Buzzcocks, Another Music in a Different Kitchen, United Artists, 1978

 

 

Track List

  1. Fast Cars

  2. No Reply

  3. You Tear Me Up

  4. Get on Our Own

  5. Love Battery

  6. Sixteen

  7. I Don’t Mind

  8. Fiction Romance

  9. Autonomy

  10. I Need

  11. Moving Away From the Pulse Beat

 

Formed by a group of students in the northern English town of Bolton in 1976, and making their live debut alongside the Sex Pistols in Manchester, Buzzcocks were of great importance to the Manchester music scene which would be become huge in the 1980s and 1990s. The band would tell you that origin of their name is actually much less offensive than it sounds, “buzz” meaning the excitement and fun of playing in a band and “cock” actually used in the context of the northern English slang word for friend, rather than, well, you know, but yeah, ok, it was also funny because it sounded a bit rude.

 

Although Another Music in a Different Kitchen was their first official album, they had actually released an EP that they funded and recorded themselves called Spiral Scratch which sold more than 16,000 copies and broke into the singles chart. By taking complete control of their output from its creation to how it was marketed and sold, Buzzcocks essentially invented indie music in the UK by accident, because they didn’t think London based record companies would be interested in a small northern band. They inspired scores of other groups by showing it was possible to achieve some success without a major record label. They were essentially the very opposite of Fleetwood Mac.

 

Continuing the punk theme of interesting album artwork, Buzzcocks used the product catalogue number as part of the album artwork on this album and their subsequent works. This idea was later used by the Factory record label who did it with all of their artists.

 

There had already been a few line-up changes by the time their first official album was released, so on this record we hear Pete Shelley on vocals and guitar, Steve Diggle on rhythm guitar, Steve Garvey on bass and John Maher on drums.

 

Fast Cars - fast intro which then suddenly drops off, it’s as shouty as you’d expect and has great guitars. No Reply has a question and answer type harmony which is fun and unexpected. Pete Shelley’s Bolton accent also comes out properly on the second track. You Tear Me Up is a quality punk anti-love song. Get on Our Own is well crafted and almost a bit poppy with all the “woah-oh-ohs”. Sixteen has a marching beat, great drums, a really urgent sound and a clear vocal. There’s also a very cool fade out in the middle which then rebuilds with the drums to end the track.
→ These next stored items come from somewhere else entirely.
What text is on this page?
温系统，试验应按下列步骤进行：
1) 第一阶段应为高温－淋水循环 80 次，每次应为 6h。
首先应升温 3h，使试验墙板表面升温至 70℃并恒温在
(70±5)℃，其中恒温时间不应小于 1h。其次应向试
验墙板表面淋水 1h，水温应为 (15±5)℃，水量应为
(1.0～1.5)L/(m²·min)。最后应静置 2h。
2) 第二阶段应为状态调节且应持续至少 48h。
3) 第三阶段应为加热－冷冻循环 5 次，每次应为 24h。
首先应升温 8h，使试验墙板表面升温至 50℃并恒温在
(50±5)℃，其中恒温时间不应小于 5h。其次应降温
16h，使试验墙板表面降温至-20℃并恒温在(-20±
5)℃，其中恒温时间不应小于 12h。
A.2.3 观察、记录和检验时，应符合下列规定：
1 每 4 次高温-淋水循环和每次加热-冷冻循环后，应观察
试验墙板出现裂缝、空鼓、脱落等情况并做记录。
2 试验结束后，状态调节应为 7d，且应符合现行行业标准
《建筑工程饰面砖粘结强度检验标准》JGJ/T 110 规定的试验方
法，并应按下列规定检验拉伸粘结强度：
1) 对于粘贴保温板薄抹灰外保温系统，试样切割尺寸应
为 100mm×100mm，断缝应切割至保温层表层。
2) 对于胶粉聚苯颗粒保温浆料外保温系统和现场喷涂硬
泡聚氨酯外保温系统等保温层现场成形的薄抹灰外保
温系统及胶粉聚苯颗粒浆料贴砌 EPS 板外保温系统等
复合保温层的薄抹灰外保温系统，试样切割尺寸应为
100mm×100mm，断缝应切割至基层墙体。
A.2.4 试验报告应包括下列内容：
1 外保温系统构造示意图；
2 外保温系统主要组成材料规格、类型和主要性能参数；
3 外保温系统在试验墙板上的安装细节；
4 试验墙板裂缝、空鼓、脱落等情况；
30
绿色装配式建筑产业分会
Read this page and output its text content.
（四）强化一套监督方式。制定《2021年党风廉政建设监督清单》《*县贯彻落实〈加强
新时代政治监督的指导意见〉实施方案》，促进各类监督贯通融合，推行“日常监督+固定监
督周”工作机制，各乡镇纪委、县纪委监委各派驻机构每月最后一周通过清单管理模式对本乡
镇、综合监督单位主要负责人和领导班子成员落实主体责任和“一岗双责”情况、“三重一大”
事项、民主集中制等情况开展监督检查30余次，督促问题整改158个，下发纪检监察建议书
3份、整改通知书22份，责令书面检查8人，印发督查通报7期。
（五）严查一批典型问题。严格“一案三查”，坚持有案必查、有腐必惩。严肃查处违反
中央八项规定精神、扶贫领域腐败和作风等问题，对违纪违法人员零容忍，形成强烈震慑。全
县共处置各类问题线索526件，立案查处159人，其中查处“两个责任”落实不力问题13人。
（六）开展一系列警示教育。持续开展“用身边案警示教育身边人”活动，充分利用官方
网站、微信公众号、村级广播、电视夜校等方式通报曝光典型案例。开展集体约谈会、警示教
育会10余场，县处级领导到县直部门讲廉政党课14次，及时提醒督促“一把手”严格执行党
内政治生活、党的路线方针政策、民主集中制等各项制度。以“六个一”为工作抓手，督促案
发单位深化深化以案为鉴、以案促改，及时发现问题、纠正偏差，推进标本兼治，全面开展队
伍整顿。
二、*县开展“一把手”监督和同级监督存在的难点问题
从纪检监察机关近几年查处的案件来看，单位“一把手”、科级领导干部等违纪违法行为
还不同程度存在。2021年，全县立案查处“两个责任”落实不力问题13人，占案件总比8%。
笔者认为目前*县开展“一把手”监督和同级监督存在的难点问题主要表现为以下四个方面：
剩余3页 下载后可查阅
It’s a bit unusual but it’s one of the highlights of the album for me.  I Don’t Mind is definitely softer and seems like a Madchester pre-cursor, there are Shed Seven vibes here. It’s a great little track, and feels very northern. More nice clear vocals on Fiction Romance and the rhythm section is great again, which really keeps it moving.  Autonomy is a bit haunting, it has another strong vocal and a great guitar riff. This song has been covered by The Offspring and you can hear why. The final track feels almost psychedelic, 7 minutes is a hell of a lot but  it’s a great way to end, the guitar almost sounds sitar-esque in places and drums are endless, it’s another unexpectedly innovative track. This is a great album, the lyrics are clever and there really isn’t  a bad track on it. The rhythm section is really tight throughout and there are lots of unusual elements that keep things interesting while still staying true to the typical punk sound.

 

Bands who cite Buzzcocks as an influence include; Elastica, Green Day and Pearl Jam but every single indie band out there owes them a debt of gratitude for showing them the way. With a re-issue of this album due out next week, if the only Buzzcocks song you know is classic single Ever Fallen in Love (With Someone You Shouldn’t’ve) now’s the perfect time to enjoy these clever northern punks who truly changed the game and opened the door to a whole new genre of music.